The Competitive Health Insurance Reform Act Becomes Law


Somehow I missed the announcement of this and I thought to myself, that if I missed this, probably some of you also missed it.  It seems that on January 13th of this year,  The Competitive Health Insurance Reform Act became law.

The truly important thing about passage of this legislation and it being signed into law is that it removes health and dental insurance companies from the protection of many antitrust laws enacted by the federal government.  For decades, insurance companies have been protected by a limited exemption established in 1947 under the McCarran-Ferguson Act.  Those protections no longer exist.

My hat goes off to the ADA for their hard work on this one.  Dentistry's premier organization has been working for years (literally) to achieve this and I salute them for all the hard work that went into this. 

The organization put out a press release about this.  Give it a read:

The Competitive Health Insurance Reform Act, legislation that repeals the McCarran-Ferguson antitrust exemption for health insurance companies, became law on Jan. 13.

The law is the “culmination of a multi-year effort by several organizations, including the American Dental Association, to persuade Congress that health care insurance, including dental plans, should no longer be protected from some of the federal antitrust laws,” according to an ADA news release.

The new law is aimed at improving transparency and competition in the health, dental and vision insurance marketplaces.
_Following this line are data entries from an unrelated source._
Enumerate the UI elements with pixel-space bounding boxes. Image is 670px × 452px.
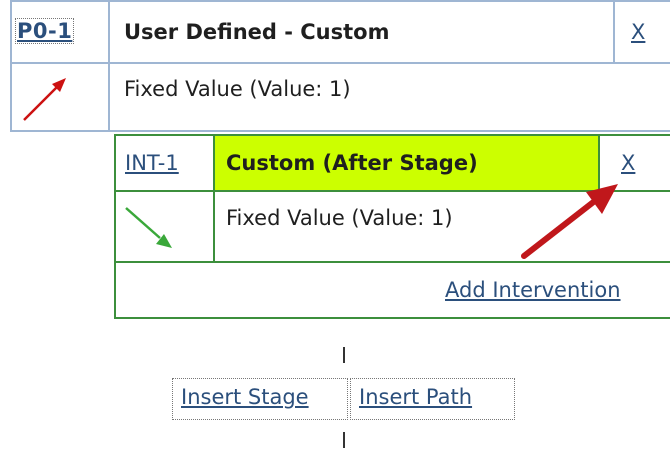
stage-row-divider	[10, 62, 670, 64]
stage-close-button[interactable]: X	[631, 20, 645, 44]
stage-close-divider	[613, 0, 615, 64]
intervention-value: Fixed Value (Value: 1)	[226, 206, 453, 230]
intervention-column-divider	[213, 134, 215, 262]
intervention-close-button[interactable]: X	[621, 151, 635, 175]
stage-title: User Defined - Custom	[124, 20, 390, 44]
stage-value: Fixed Value (Value: 1)	[124, 77, 351, 101]
insert-stage-link[interactable]: Insert Stage	[172, 378, 348, 420]
intervention-title: Custom (After Stage)	[226, 151, 478, 175]
stage-column-divider	[108, 0, 110, 132]
arrow-down-right-icon	[122, 202, 178, 257]
stage-id-link[interactable]: P0-1	[14, 18, 75, 44]
arrow-up-right-icon	[20, 72, 72, 129]
insert-path-link[interactable]: Insert Path	[350, 378, 515, 420]
connector-bottom	[343, 432, 345, 448]
add-intervention-link[interactable]: Add Intervention	[445, 278, 621, 302]
connector-top	[343, 347, 345, 363]
red-callout-arrow-icon	[516, 178, 626, 267]
intervention-id-link[interactable]: INT-1	[125, 151, 179, 175]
The ADA hopes this will lead the Federal Trade Commission and the Department of Justice to investigate alleged anticompetitive practices and activities of health care insurers, the release said.
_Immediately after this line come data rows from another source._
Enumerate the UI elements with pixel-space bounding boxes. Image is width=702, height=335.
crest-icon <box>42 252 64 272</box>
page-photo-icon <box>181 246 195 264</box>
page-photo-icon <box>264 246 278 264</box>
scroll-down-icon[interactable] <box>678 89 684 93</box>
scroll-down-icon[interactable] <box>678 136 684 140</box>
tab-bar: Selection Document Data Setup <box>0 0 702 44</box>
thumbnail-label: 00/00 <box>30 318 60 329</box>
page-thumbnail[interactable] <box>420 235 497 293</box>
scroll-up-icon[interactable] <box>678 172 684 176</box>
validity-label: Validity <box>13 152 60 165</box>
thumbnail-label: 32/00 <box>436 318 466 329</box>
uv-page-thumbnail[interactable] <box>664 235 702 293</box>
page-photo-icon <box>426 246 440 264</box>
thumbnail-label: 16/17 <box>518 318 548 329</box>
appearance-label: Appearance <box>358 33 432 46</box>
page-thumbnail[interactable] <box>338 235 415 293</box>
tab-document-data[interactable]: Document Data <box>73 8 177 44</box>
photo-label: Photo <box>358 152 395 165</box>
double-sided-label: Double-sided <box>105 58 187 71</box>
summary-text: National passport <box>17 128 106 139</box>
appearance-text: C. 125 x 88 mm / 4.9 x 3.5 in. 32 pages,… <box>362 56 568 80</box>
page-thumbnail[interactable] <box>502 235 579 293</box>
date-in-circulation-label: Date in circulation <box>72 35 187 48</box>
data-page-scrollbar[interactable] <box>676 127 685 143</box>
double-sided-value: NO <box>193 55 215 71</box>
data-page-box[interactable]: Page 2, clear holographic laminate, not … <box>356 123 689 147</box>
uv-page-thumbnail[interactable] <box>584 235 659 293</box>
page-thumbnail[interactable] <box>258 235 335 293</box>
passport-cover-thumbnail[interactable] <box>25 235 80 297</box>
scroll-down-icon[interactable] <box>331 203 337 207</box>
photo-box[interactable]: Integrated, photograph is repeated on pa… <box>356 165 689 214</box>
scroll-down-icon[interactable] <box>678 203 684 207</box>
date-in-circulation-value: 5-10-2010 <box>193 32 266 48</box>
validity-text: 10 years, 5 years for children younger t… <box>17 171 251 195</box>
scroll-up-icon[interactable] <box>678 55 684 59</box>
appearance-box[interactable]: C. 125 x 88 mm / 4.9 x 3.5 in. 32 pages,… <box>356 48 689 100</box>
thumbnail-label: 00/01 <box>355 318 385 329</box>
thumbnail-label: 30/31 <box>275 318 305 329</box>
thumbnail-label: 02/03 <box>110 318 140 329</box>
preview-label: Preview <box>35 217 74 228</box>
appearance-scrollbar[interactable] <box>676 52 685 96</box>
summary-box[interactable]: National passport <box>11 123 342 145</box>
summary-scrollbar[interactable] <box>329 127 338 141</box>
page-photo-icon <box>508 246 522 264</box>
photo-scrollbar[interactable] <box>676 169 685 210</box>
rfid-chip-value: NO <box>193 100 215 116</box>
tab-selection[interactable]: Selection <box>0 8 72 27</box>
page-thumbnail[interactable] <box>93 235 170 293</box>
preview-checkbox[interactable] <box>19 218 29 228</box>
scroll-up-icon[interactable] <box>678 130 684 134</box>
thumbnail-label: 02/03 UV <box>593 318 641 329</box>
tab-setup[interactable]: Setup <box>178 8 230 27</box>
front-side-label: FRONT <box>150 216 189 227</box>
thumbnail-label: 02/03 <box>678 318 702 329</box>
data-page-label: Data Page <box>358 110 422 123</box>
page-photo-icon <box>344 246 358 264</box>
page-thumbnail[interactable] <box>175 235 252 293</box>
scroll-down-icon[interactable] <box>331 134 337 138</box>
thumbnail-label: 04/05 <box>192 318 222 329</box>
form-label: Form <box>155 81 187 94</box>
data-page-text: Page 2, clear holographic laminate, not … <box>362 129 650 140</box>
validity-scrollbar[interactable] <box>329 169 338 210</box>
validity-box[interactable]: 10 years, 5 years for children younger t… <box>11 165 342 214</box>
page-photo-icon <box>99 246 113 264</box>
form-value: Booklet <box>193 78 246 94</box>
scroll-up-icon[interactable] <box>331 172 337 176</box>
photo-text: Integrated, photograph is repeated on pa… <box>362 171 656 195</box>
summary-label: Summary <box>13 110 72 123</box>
“Over time, we will expect to see some changes in the dental plan marketplace that would benefit all,” said ADA President Daniel J. Klemmedson, D.D.S., M.D. “If dental plan companies are compelled to compete fairly and transparently, we should begin to see increased innovation and choice for consumers and providers as the dental plan market place changes over time.”

Dr. Klemmedson said that the law could lead dental plan companies to “look for ways to distinguish themselves by offering better levels of coverage, with lower premiums and reductions in copayments with expanded provider networks and services, and other improved features.” Letters posted on the Consumer Reports website show that “experts believe that the antitrust exemption [have] suppressed the health insurance market dynamic,” he noted.
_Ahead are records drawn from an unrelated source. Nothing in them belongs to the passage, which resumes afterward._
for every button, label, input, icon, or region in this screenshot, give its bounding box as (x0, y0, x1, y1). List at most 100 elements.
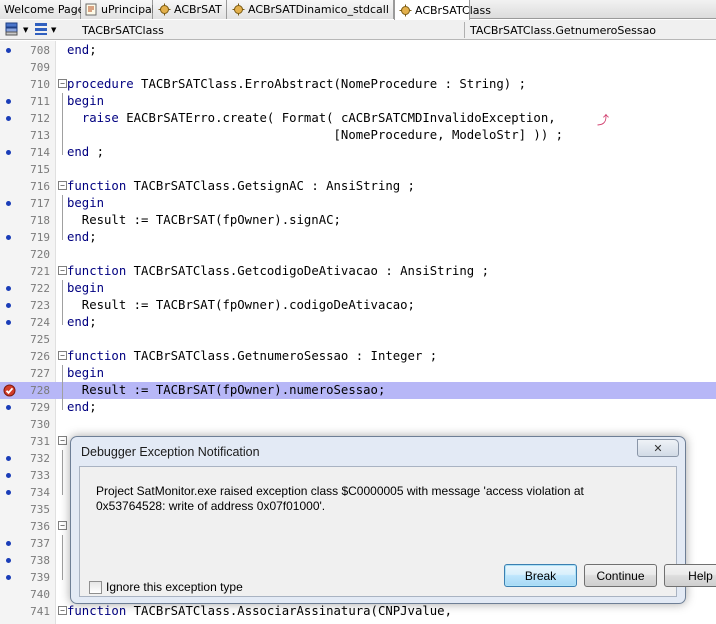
line-number: 733 (30, 469, 50, 482)
code-line[interactable]: 720 (0, 246, 716, 263)
close-icon: ✕ (653, 441, 663, 455)
method-combo[interactable]: TACBrSATClass.GetnumeroSessao (470, 22, 714, 38)
code-line[interactable]: 719 end; (0, 229, 716, 246)
code-line[interactable]: 723 Result := TACBrSAT(fpOwner).codigoDe… (0, 297, 716, 314)
code-line[interactable]: 717 begin (0, 195, 716, 212)
unit-file-icon (157, 3, 171, 17)
line-number: 727 (30, 367, 50, 380)
method-combo-value: TACBrSATClass.GetnumeroSessao (470, 23, 657, 37)
ignore-exception-row[interactable]: Ignore this exception type (89, 580, 243, 594)
fold-guide-line (62, 93, 63, 155)
help-button[interactable]: Help (664, 564, 716, 587)
unit-file-icon (231, 3, 245, 17)
code-line[interactable]: 728 Result := TACBrSAT(fpOwner).numeroSe… (0, 382, 716, 399)
line-number: 734 (30, 486, 50, 499)
fold-toggle-icon[interactable]: − (58, 351, 67, 360)
line-number: 726 (30, 350, 50, 363)
code-text: begin (67, 196, 105, 210)
tab-label: ACBrSATDinamico_stdcall (248, 3, 389, 16)
tab-acbrsat[interactable]: ACBrSAT (153, 0, 227, 19)
debugger-exception-dialog: Debugger Exception Notification ✕ Projec… (70, 436, 716, 604)
breakpoint-execution-point-icon[interactable] (3, 384, 16, 397)
class-structure-icon (4, 21, 22, 40)
code-line[interactable]: 727 begin (0, 365, 716, 382)
tab-welcome-page[interactable]: Welcome Page (0, 0, 84, 19)
executable-line-marker-icon[interactable] (6, 320, 11, 325)
line-number: 731 (30, 435, 50, 448)
line-number: 724 (30, 316, 50, 329)
executable-line-marker-icon[interactable] (6, 99, 11, 104)
code-line[interactable]: 721− function TACBrSATClass.GetcodigoDeAt… (0, 263, 716, 280)
fold-toggle-icon[interactable]: − (58, 436, 67, 445)
tab-uprincipal[interactable]: uPrincipal (81, 0, 155, 19)
executable-line-marker-icon[interactable] (6, 235, 11, 240)
code-line[interactable]: 709 (0, 59, 716, 76)
tab-acbrsatclass[interactable]: ACBrSATClass (394, 0, 491, 20)
code-navigation-bar: ▼ ▼ TACBrSATClass TACBrSATClass.Getnumer… (0, 20, 716, 40)
code-line[interactable]: 725 (0, 331, 716, 348)
line-number: 719 (30, 231, 50, 244)
code-line[interactable]: 711 begin (0, 93, 716, 110)
line-number: 728 (30, 384, 50, 397)
executable-line-marker-icon[interactable] (6, 201, 11, 206)
editor-tab-bar: Welcome Page uPrincipal ACBrSAT ACBrSATD… (0, 0, 716, 20)
break-button[interactable]: Break (504, 564, 577, 587)
code-line[interactable]: 714 end ; (0, 144, 716, 161)
executable-line-marker-icon[interactable] (6, 286, 11, 291)
code-line[interactable]: 741− function TACBrSATClass.AssociarAssin… (0, 603, 716, 620)
code-line[interactable]: 730 (0, 416, 716, 433)
fold-guide-line (62, 280, 63, 325)
line-number: 741 (30, 605, 50, 618)
fold-toggle-icon[interactable]: − (58, 79, 67, 88)
code-text: [NomeProcedure, ModeloStr] )) ; (67, 128, 564, 142)
code-line[interactable]: 712 raise EACBrSATErro.create( Format( c… (0, 110, 716, 127)
code-line[interactable]: 713 [NomeProcedure, ModeloStr] )) ; (0, 127, 716, 144)
executable-line-marker-icon[interactable] (6, 490, 11, 495)
line-number: 711 (30, 95, 50, 108)
code-line[interactable]: 716− function TACBrSATClass.GetsignAC : A… (0, 178, 716, 195)
code-line[interactable]: 718 Result := TACBrSAT(fpOwner).signAC; (0, 212, 716, 229)
ignore-exception-checkbox[interactable] (89, 580, 102, 594)
executable-line-marker-icon[interactable] (6, 558, 11, 563)
structure-view-button[interactable]: ▼ (4, 22, 28, 38)
code-text: end ; (67, 145, 105, 159)
code-line[interactable]: 710− procedure TACBrSATClass.ErroAbstract… (0, 76, 716, 93)
executable-line-marker-icon[interactable] (6, 575, 11, 580)
executable-line-marker-icon[interactable] (6, 456, 11, 461)
line-number: 712 (30, 112, 50, 125)
line-number: 735 (30, 503, 50, 516)
executable-line-marker-icon[interactable] (6, 473, 11, 478)
continue-button[interactable]: Continue (584, 564, 657, 587)
code-line[interactable]: 708 end; (0, 42, 716, 59)
executable-line-marker-icon[interactable] (6, 303, 11, 308)
executable-line-marker-icon[interactable] (6, 150, 11, 155)
fold-toggle-icon[interactable]: − (58, 266, 67, 275)
executable-line-marker-icon[interactable] (6, 48, 11, 53)
class-combo[interactable]: TACBrSATClass (82, 22, 462, 38)
code-line[interactable]: 726− function TACBrSATClass.GetnumeroSess… (0, 348, 716, 365)
fold-toggle-icon[interactable]: − (58, 181, 67, 190)
line-number: 723 (30, 299, 50, 312)
code-line[interactable]: 722 begin (0, 280, 716, 297)
code-line[interactable]: 724 end; (0, 314, 716, 331)
fold-toggle-icon[interactable]: − (58, 521, 67, 530)
code-line[interactable]: 729 end; (0, 399, 716, 416)
line-number: 708 (30, 44, 50, 57)
executable-line-marker-icon[interactable] (6, 541, 11, 546)
code-text: end; (67, 315, 97, 329)
code-text: begin (67, 281, 105, 295)
fold-guide-line (62, 195, 63, 240)
line-number: 725 (30, 333, 50, 346)
executable-line-marker-icon[interactable] (6, 116, 11, 121)
tab-label: ACBrSAT (174, 3, 222, 16)
tab-label: uPrincipal (101, 3, 155, 16)
fold-toggle-icon[interactable]: − (58, 606, 67, 615)
fold-guide-line (62, 365, 63, 410)
tab-label: ACBrSATClass (415, 3, 491, 17)
tab-acbrsatdinamico-stdcall[interactable]: ACBrSATDinamico_stdcall (227, 0, 394, 19)
close-button[interactable]: ✕ (637, 439, 679, 457)
member-list-button[interactable]: ▼ (32, 22, 56, 38)
line-number: 729 (30, 401, 50, 414)
code-line[interactable]: 715 (0, 161, 716, 178)
executable-line-marker-icon[interactable] (6, 405, 11, 410)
The new law should also open up more opportunities for new insurance companies to enter the market to compete in offering better and more affordable coverage to consumers and better terms to doctors, hospitals and providers, Dr. Klemmedson said.

“Ultimately, expanding choices under health and dental insurance plans will mean better plans for consumers, and improvements for health care professionals who seek to provide health care to patients within a more consumer-friendly framework,” Dr. Klemmedson concluded.